Can anybody tell me what type of dish I need to get strong signal from satellite ST1 ku band....


----------



## Davenlr (Sep 16, 2006)

What is ST1? Orbital Location?

Here is a list of America visible satellites. I dont see ST1.

http://www.lyngsat.com/america.html


----------



## harryjaswal (May 24, 2012)

It's ST1 @ 88 degree east and m in Australia( Melbourne)


----------



## Davenlr (Sep 16, 2006)

OK. St1 only covers the very northern boarder of Austrailia. You are WAY out of the footprint. Doubt you will be able to get it.

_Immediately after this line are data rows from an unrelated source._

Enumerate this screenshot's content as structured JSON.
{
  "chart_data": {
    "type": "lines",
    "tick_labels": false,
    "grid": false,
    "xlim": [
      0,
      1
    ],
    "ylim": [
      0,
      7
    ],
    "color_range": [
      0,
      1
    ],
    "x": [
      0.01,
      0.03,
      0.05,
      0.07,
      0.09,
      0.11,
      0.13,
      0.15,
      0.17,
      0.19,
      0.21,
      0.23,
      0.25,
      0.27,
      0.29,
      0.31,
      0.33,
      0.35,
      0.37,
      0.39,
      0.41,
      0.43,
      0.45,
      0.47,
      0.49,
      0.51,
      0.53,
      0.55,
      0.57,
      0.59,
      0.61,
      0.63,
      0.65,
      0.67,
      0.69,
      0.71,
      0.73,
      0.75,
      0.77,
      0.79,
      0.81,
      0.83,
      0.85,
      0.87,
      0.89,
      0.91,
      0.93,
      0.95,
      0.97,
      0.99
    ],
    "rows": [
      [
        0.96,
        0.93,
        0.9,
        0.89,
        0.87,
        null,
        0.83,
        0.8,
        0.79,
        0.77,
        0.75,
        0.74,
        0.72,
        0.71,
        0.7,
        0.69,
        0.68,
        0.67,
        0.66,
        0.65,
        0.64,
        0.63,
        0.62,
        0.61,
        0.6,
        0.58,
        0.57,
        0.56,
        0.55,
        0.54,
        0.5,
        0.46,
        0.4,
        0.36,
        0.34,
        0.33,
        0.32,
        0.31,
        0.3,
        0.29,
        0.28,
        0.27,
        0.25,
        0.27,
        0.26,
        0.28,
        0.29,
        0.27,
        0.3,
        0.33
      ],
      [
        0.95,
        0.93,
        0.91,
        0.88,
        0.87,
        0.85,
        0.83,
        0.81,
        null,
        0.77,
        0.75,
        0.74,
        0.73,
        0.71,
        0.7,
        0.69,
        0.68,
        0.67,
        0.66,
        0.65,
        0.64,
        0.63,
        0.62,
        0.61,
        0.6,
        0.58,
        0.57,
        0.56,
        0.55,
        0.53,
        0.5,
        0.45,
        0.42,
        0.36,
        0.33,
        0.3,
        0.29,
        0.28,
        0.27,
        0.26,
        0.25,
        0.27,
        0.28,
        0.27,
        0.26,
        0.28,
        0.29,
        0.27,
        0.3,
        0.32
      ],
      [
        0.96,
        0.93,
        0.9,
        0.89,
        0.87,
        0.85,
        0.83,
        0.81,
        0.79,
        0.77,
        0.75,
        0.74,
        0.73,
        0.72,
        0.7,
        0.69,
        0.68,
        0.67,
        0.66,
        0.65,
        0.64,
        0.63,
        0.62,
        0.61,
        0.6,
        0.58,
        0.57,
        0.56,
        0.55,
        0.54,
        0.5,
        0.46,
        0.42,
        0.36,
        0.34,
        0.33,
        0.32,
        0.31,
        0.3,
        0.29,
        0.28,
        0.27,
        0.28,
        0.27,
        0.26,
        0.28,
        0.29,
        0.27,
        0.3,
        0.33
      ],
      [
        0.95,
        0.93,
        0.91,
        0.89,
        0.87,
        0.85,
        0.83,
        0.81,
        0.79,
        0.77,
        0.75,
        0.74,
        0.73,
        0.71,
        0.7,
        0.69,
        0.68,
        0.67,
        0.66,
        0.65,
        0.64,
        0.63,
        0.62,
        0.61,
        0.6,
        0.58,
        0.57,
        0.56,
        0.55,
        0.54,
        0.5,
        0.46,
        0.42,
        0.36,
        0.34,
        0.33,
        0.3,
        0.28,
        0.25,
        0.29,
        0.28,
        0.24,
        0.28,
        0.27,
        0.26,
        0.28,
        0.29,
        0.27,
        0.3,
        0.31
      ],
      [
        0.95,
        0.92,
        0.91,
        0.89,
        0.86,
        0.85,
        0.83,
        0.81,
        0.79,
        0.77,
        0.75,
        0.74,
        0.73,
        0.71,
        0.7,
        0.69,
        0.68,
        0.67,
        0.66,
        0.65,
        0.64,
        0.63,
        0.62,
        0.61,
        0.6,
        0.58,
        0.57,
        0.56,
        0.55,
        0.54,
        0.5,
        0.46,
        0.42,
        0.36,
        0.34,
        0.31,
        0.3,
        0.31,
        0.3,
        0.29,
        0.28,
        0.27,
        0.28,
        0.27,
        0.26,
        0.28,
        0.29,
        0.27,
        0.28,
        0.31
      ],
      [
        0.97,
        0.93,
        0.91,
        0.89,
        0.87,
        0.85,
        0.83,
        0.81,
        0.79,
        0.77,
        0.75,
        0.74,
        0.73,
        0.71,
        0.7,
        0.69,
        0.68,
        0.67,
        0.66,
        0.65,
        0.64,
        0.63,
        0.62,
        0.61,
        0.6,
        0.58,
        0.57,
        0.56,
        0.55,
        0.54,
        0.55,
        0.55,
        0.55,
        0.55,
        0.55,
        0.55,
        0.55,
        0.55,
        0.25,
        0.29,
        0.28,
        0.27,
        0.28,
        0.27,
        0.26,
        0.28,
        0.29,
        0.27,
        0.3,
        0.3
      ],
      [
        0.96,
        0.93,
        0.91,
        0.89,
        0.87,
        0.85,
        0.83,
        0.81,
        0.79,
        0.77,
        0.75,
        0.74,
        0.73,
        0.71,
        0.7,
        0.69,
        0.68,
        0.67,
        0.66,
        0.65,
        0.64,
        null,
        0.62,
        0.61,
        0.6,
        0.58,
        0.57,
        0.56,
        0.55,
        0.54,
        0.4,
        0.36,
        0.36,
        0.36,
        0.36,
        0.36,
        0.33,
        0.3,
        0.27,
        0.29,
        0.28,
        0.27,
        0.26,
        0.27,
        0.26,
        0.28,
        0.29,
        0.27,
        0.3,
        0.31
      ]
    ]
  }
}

Here is a website. Click on FOOTPRINT, arrow the pointer over to 88E, and click on ST1.
It will give you a footprint map.

http://www.satbeams.com/footprints


----------



## harryjaswal (May 24, 2012)

It is outside the foot prints but it shows a green line to where I lives,
Is that means I still can receive signal????
If you can help please. I don't no much about it....
What about if I use bigger dish like 2.3 or 3 meter one???


----------



## Davenlr (Sep 16, 2006)

Generally, if it is outside the footprint, (and you are WAY outside), you wont be able to get it. The line is simply showing you can see they satellite in the sky, but that will not do you any good if the satellite is pointing the signal the other way.

I can see the South American satellites, but even with a 3 meter dish, I get no signal from them. It would be like trying to see the beam of a flashlight during the day. If you point it right at you, you can see the light, but if its pointed away, the daylight (noise in the case of a satellite) will keep you from seeing the beam.

That is how American satellites can use the same frequency to send signals to 6 or 8 different cities at the same time, since the people in one city will only see the beam pointed at them, and not be able to see the other ones.


----------



## harryjaswal (May 24, 2012)

Thanx for your help,
If u can guide me with the whole thing that he great.
I can't use ST1 as u said but what about MEASAT 3 @91.5 east, NSS 6 @ 95 east, SES7 @ 108.2 east or INSAT 4A @ 83 east.


----------



## Davenlr (Sep 16, 2006)

You can use any satellite that has the colored footprint area covering your town.
The darker the color (center of the footprint) the smaller dish you will need. If you are on the last band, you may need up to about a 3 or 4 meter dish for C band, or 1.2M to 3M for Ku. That is assuming the channels you want to watch are not scrambled, and your receiver is capable of picking up the format of the signal they are sending out.

A standard definition receiver will not pick up an High Definition station for example, a Pal receiver may have problems with Secam transmissions. It all depends on the equipment. 

I would suggest finding a satellite dealer in your town, who would have much much better information for you than I could give you here on the other side of the planet, as I am not familiar with any of your satellites down there.


----------



## Davenlr (Sep 16, 2006)

Here is a list of satellites you may be able to get, along with the dish size needed:
http://www.satplus.com.au/files/satellite_fta_list.pdf


----------



## harryjaswal (May 24, 2012)

Thanx for your help,
Really Appriciate it mate...have a good one


----------